Part Three deals with the ecological and biogeographic context of evolutionary change. While evolutionary biology is a study of how organisms evolve, evolutionary ecology is a study of why they evolve. That means looking at both abiotic and biotic drivers of natural selection. And we see a little of how a single genotype can produce different phenotypes in different environments. If there is a predictable change in the environment (such as the annual cycle), genotypes can adapt very well to it (consider the summer diopause of cyclopoids). Next there are a couple of articles on the evolutionary peculiarities of cyclical parthenogens (species that more or less regularly alternate between sexual and parthenogenetic reproduction). There are about 15,000 species of cyclical parthenogens, with rotifers and aphids being well-known representatives of them. After that is an article about how ecosystem-level phenomena (habitat persistence) may shape the dispersal strategies of populations, and what consequences these dispersal strategies may have on gene flow and genetic differentiation of populations. The final article in the section is on using molecules to understand the distribution of animal and plant diversity. That means a fascinating tracing the progress of DNA sequences through the Pangea continent era (about 225 million years ago), the production of the Alps, Himalayas, and Andes mountain ranges (all in the past 35 million years or so), the production of the Hawaiian chain of islands (in the past 30 million years), and the series of ice ages in the past two million years.

The fourth part has papers on speciation and major evolutionary events. The first of these is about allopatric speciation (where total geographic isolation of populations causes the formation of different species due to the effects of random genetic divergence). But how often are these "isolated" populations truly isolated? It appears that in many cases, isolation is not complete, and sexual selection plays a major role in the ensuing speciation. The next paper attempts to summarize the evidence that hybrids are not evolutionary dead ends, but actually a positive source of evolutionary innovations. That leads to a discussion of mobile DNA sequences, called transposons, which can transpose copies of themselves throughout the genome. The idea is that hybridization can induce high transposition rates. That means high mutation and rearrangement rates. Selection effects and increased fixation by drift in small hybrid populations then lead to introgression or to speciation. Then there is a paper on cooperation and conflict during two major evolutionary transitions, prokaryotic to eukaryotic and unicellular to multi-cellular. It is pointed out that natural selection not only fails to maximize fitness in the "Prisoner's Dilemma" game, it minimizes it. The next paper discusses the molecular evidence on the origin and phylogenetic relationships among the major groups of vertebrates. The phylogeny of vertebrates is relatively well known given their fossil record. The final paper in the section discusses mass extinctions. Some clades survive with little change in long-term patterns. Some die. Others diversify.
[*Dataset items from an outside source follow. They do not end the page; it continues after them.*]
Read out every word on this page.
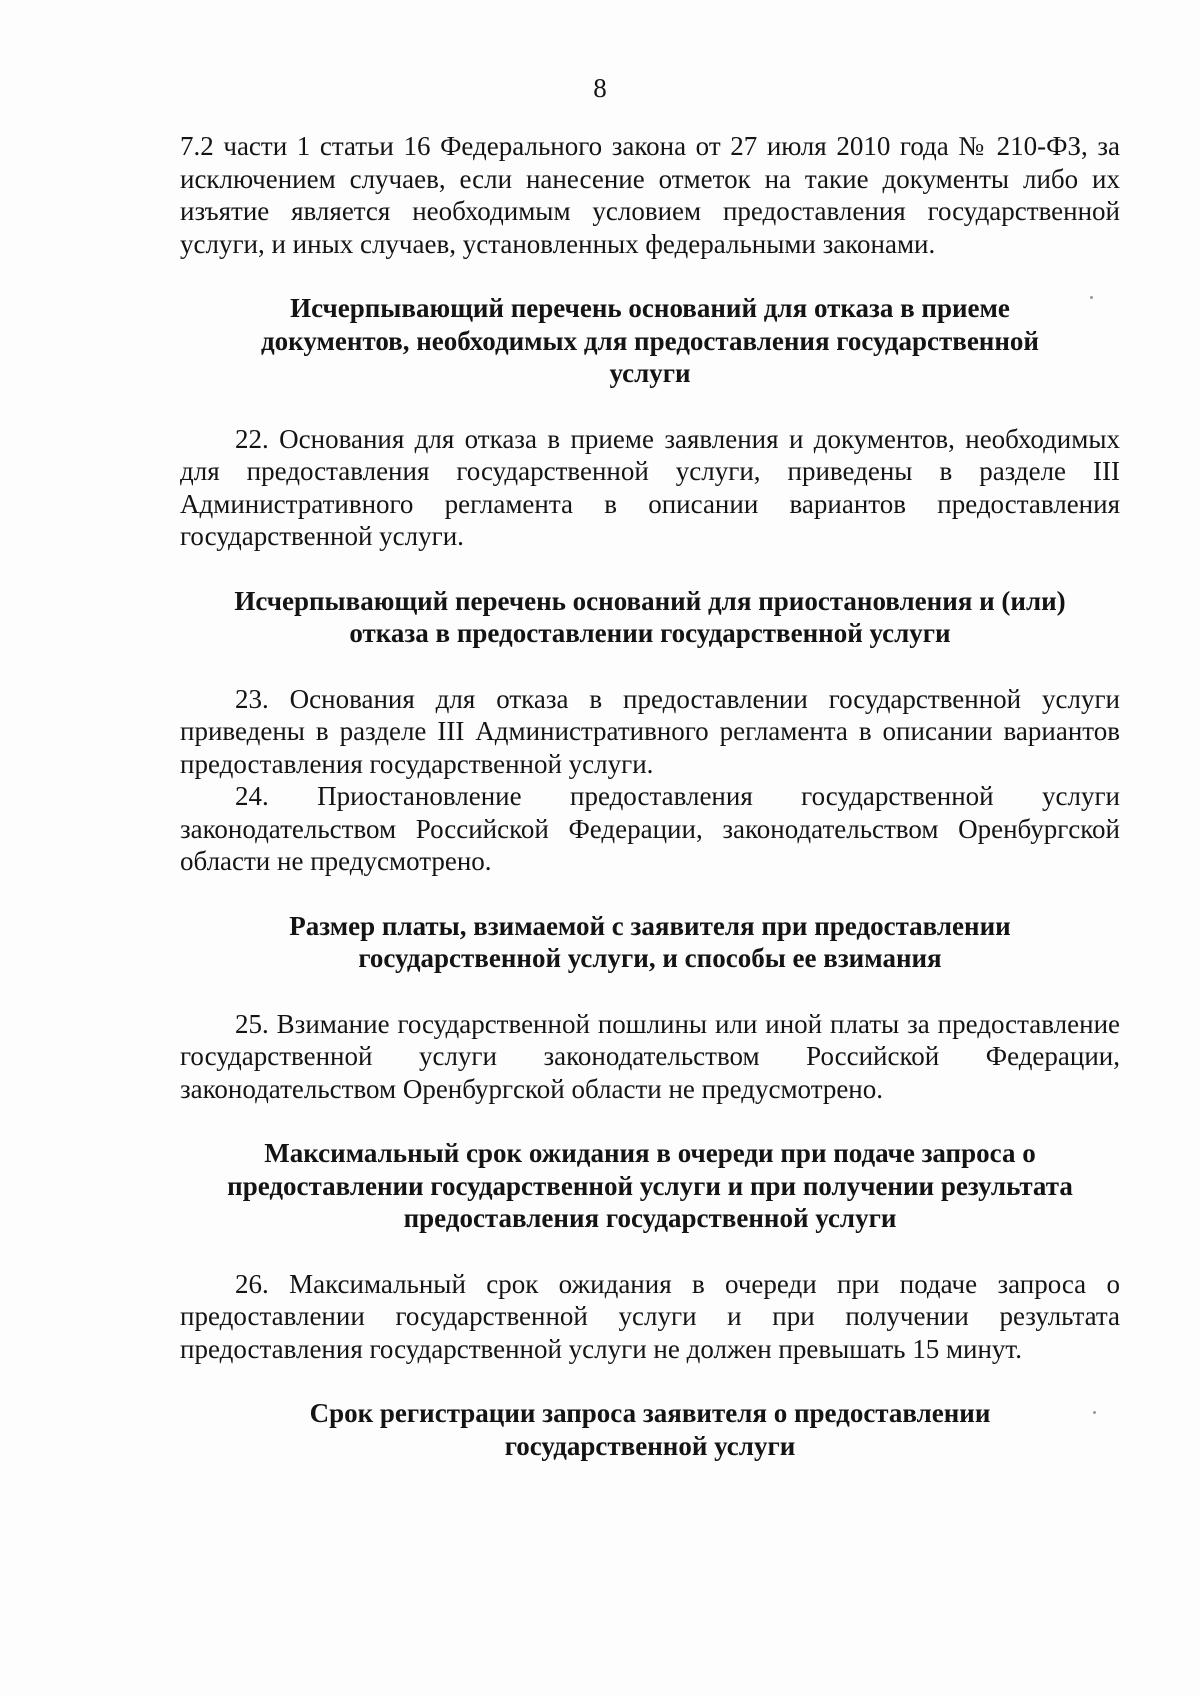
8

7.2 части 1 статьи 16 Федерального закона от 27 июля 2010 года № 210-ФЗ, за исключением случаев, если нанесение отметок на такие документы либо их изъятие является необходимым условием предоставления государственной услуги, и иных случаев, установленных федеральными законами.

Исчерпывающий перечень оснований для отказа в приеме документов, необходимых для предоставления государственной услуги

22. Основания для отказа в приеме заявления и документов, необходимых для предоставления государственной услуги, приведены в разделе III Административного регламента в описании вариантов предоставления государственной услуги.

Исчерпывающий перечень оснований для приостановления и (или) отказа в предоставлении государственной услуги

23. Основания для отказа в предоставлении государственной услуги приведены в разделе III Административного регламента в описании вариантов предоставления государственной услуги.

24. Приостановление предоставления государственной услуги законодательством Российской Федерации, законодательством Оренбургской области не предусмотрено.

Размер платы, взимаемой с заявителя при предоставлении государственной услуги, и способы ее взимания

25. Взимание государственной пошлины или иной платы за предоставление государственной услуги законодательством Российской Федерации, законодательством Оренбургской области не предусмотрено.

Максимальный срок ожидания в очереди при подаче запроса о предоставлении государственной услуги и при получении результата предоставления государственной услуги

26. Максимальный срок ожидания в очереди при подаче запроса о предоставлении государственной услуги и при получении результата предоставления государственной услуги не должен превышать 15 минут.

Срок регистрации запроса заявителя о предоставлении государственной услуги
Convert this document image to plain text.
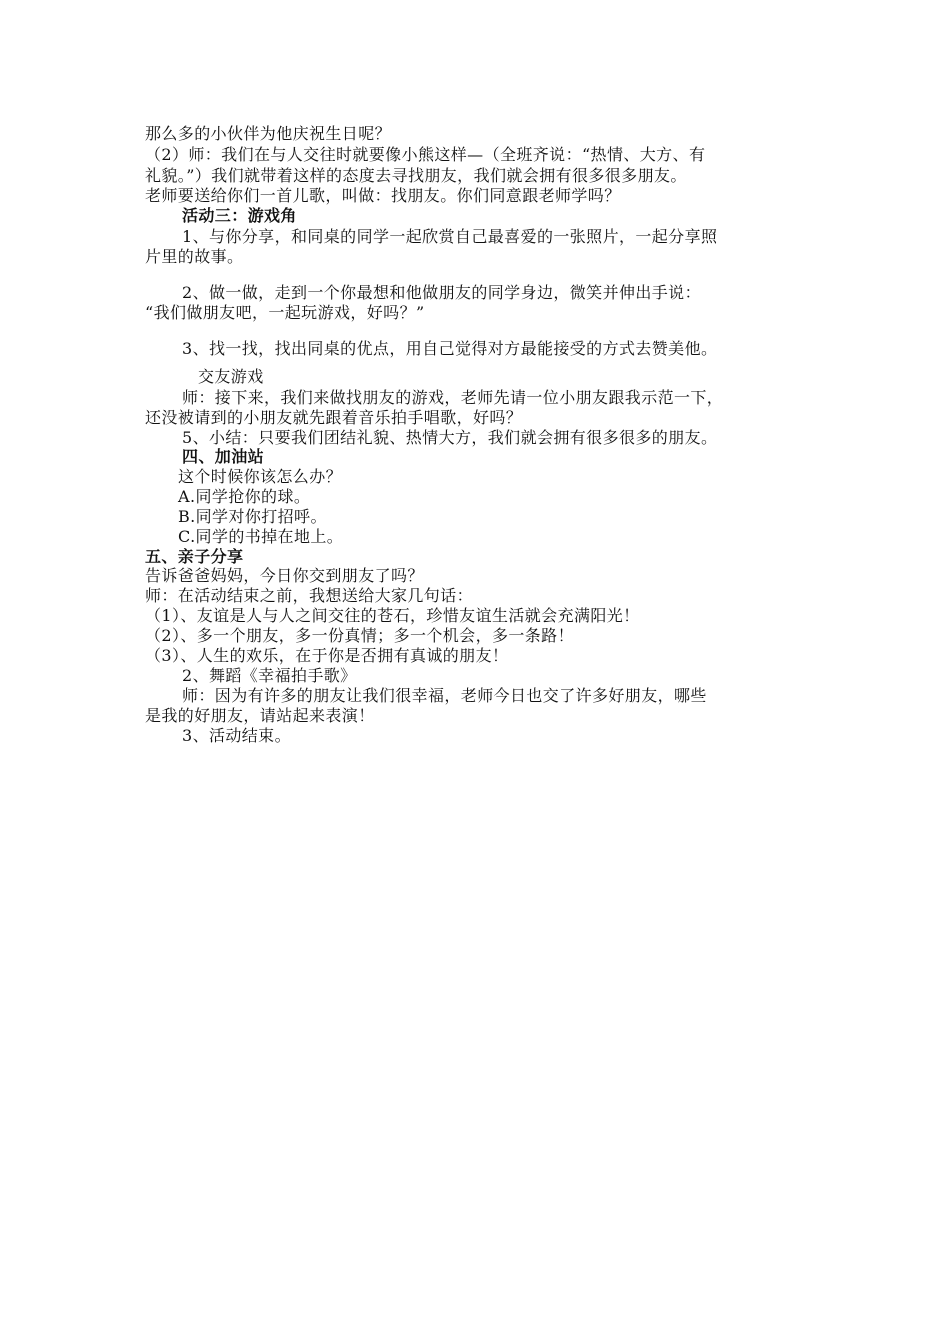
那么多的小伙伴为他庆祝生日呢？
（2）师：我们在与人交往时就要像小熊这样—（全班齐说：“热情、大方、有
礼貌。”）我们就带着这样的态度去寻找朋友，我们就会拥有很多很多朋友。
老师要送给你们一首儿歌，叫做：找朋友。你们同意跟老师学吗？
活动三：游戏角
1、与你分享，和同桌的同学一起欣赏自己最喜爱的一张照片，一起分享照
片里的故事。
2、做一做，走到一个你最想和他做朋友的同学身边，微笑并伸出手说：
“我们做朋友吧，一起玩游戏，好吗？”
3、找一找，找出同桌的优点，用自己觉得对方最能接受的方式去赞美他。
交友游戏
师：接下来，我们来做找朋友的游戏，老师先请一位小朋友跟我示范一下，
还没被请到的小朋友就先跟着音乐拍手唱歌，好吗？
5、小结：只要我们团结礼貌、热情大方，我们就会拥有很多很多的朋友。
四、加油站
这个时候你该怎么办？
A.同学抢你的球。
B.同学对你打招呼。
C.同学的书掉在地上。
五、亲子分享
告诉爸爸妈妈，今日你交到朋友了吗？
师：在活动结束之前，我想送给大家几句话：
（1）、友谊是人与人之间交往的苍石，珍惜友谊生活就会充满阳光！
（2）、多一个朋友，多一份真情；多一个机会，多一条路！
（3）、人生的欢乐，在于你是否拥有真诚的朋友！
2、舞蹈《幸福拍手歌》
师：因为有许多的朋友让我们很幸福，老师今日也交了许多好朋友，哪些
是我的好朋友，请站起来表演！
3、活动结束。
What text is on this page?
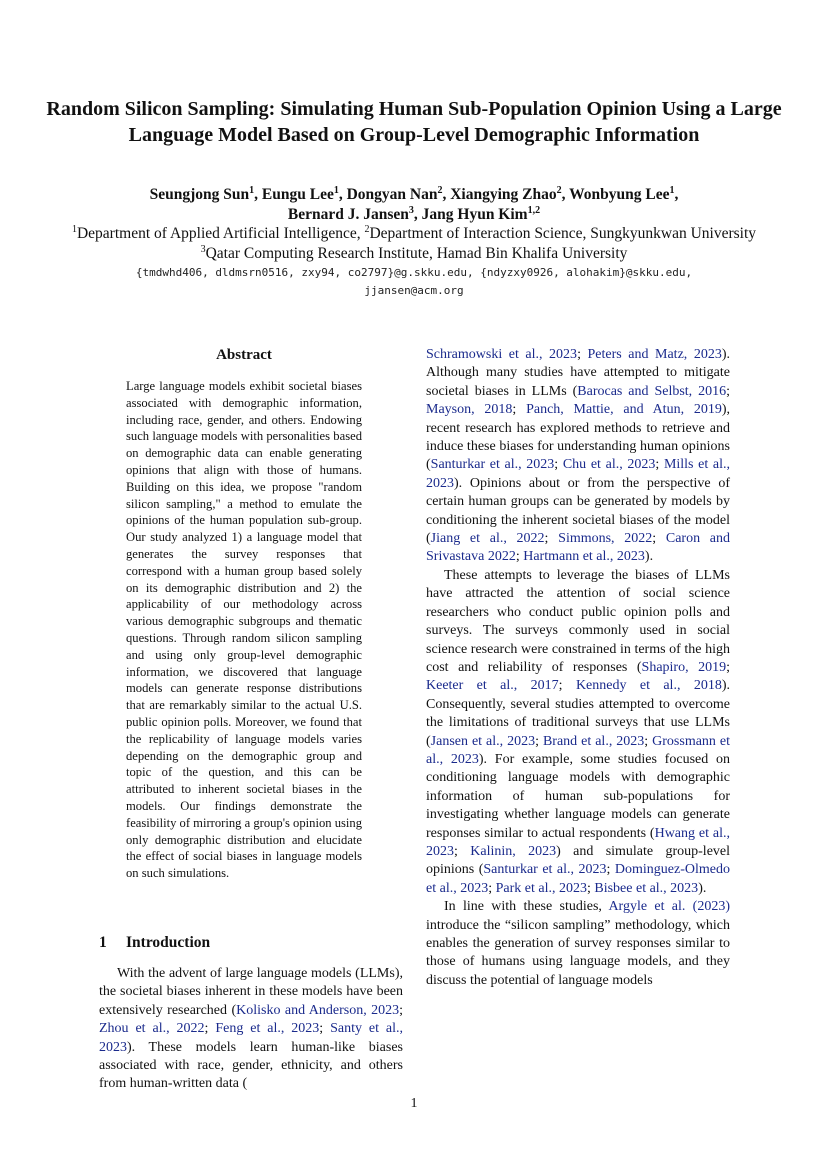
Random Silicon Sampling: Simulating Human Sub-Population Opinion Using a Large Language Model Based on Group-Level Demographic Information
Seungjong Sun$^1$, Eungu Lee$^1$, Dongyan Nan$^2$, Xiangying Zhao$^2$, Wonbyung Lee$^1$,
Bernard J. Jansen$^3$, Jang Hyun Kim$^{1,2}$
$^1$Department of Applied Artificial Intelligence, $^2$Department of Interaction Science, Sungkyunkwan University
$^3$Qatar Computing Research Institute, Hamad Bin Khalifa University
{tmdwhd406, dldmsrn0516, zxy94, co2797}@g.skku.edu, {ndyzxy0926, alohakim}@skku.edu,
jjansen@acm.org
Abstract
Large language models exhibit societal biases associated with demographic information, including race, gender, and others. Endowing such language models with personalities based on demographic data can enable generating opinions that align with those of humans. Building on this idea, we propose "random silicon sampling," a method to emulate the opinions of the human population sub-group. Our study analyzed 1) a language model that generates the survey responses that correspond with a human group based solely on its demographic distribution and 2) the applicability of our methodology across various demographic subgroups and thematic questions. Through random silicon sampling and using only group-level demographic information, we discovered that language models can generate response distributions that are remarkably similar to the actual U.S. public opinion polls. Moreover, we found that the replicability of language models varies depending on the demographic group and topic of the question, and this can be attributed to inherent societal biases in the models. Our findings demonstrate the feasibility of mirroring a group's opinion using only demographic distribution and elucidate the effect of social biases in language models on such simulations.
1 Introduction
With the advent of large language models (LLMs), the societal biases inherent in these models have been extensively researched (Kolisko and Anderson, 2023; Zhou et al., 2022; Feng et al., 2023; Santy et al., 2023). These models learn human-like biases associated with race, gender, ethnicity, and others from human-written data (

Schramowski et al., 2023; Peters and Matz, 2023). Although many studies have attempted to mitigate societal biases in LLMs (Barocas and Selbst, 2016; Mayson, 2018; Panch, Mattie, and Atun, 2019), recent research has explored methods to retrieve and induce these biases for understanding human opinions (Santurkar et al., 2023; Chu et al., 2023; Mills et al., 2023). Opinions about or from the perspective of certain human groups can be generated by models by conditioning the inherent societal biases of the model (Jiang et al., 2022; Simmons, 2022; Caron and Srivastava 2022; Hartmann et al., 2023).

These attempts to leverage the biases of LLMs have attracted the attention of social science researchers who conduct public opinion polls and surveys. The surveys commonly used in social science research were constrained in terms of the high cost and reliability of responses (Shapiro, 2019; Keeter et al., 2017; Kennedy et al., 2018). Consequently, several studies attempted to overcome the limitations of traditional surveys that use LLMs (Jansen et al., 2023; Brand et al., 2023; Grossmann et al., 2023). For example, some studies focused on conditioning language models with demographic information of human sub-populations for investigating whether language models can generate responses similar to actual respondents (Hwang et al., 2023; Kalinin, 2023) and simulate group-level opinions (Santurkar et al., 2023; Dominguez-Olmedo et al., 2023; Park et al., 2023; Bisbee et al., 2023).

In line with these studies, Argyle et al. (2023) introduce the “silicon sampling” methodology, which enables the generation of survey responses similar to those of humans using language models, and they discuss the potential of language models

1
Some suffer setbacks and then recover (in some cases, genera disappear from the fossil record prior to the extinction and reappear late in the recovery period). And some survive the extinction but perish in the recovery (dead clade walking).

The last part has four intriguing papers about behavior, evolution, and human affairs. The first of these is on how evolution may explain play. After all, it uses up energy to play. Why is it worth doing? The next paper is on the evolutionary psychology of human physical attraction and attractiveness. The third paper is about the genome view on human evolution. And the final paper is an attempt to find a Darwinian account for human creativity. Here, the claim is made that we have no way to be sure that Kasparov's method for finding a good chess move is entirely unlike the means exploited by Deep Blue. Good. I have now found a statement in this book that I can strongly disagree with and be confident that I am right. I highly recommend the book in spite of this.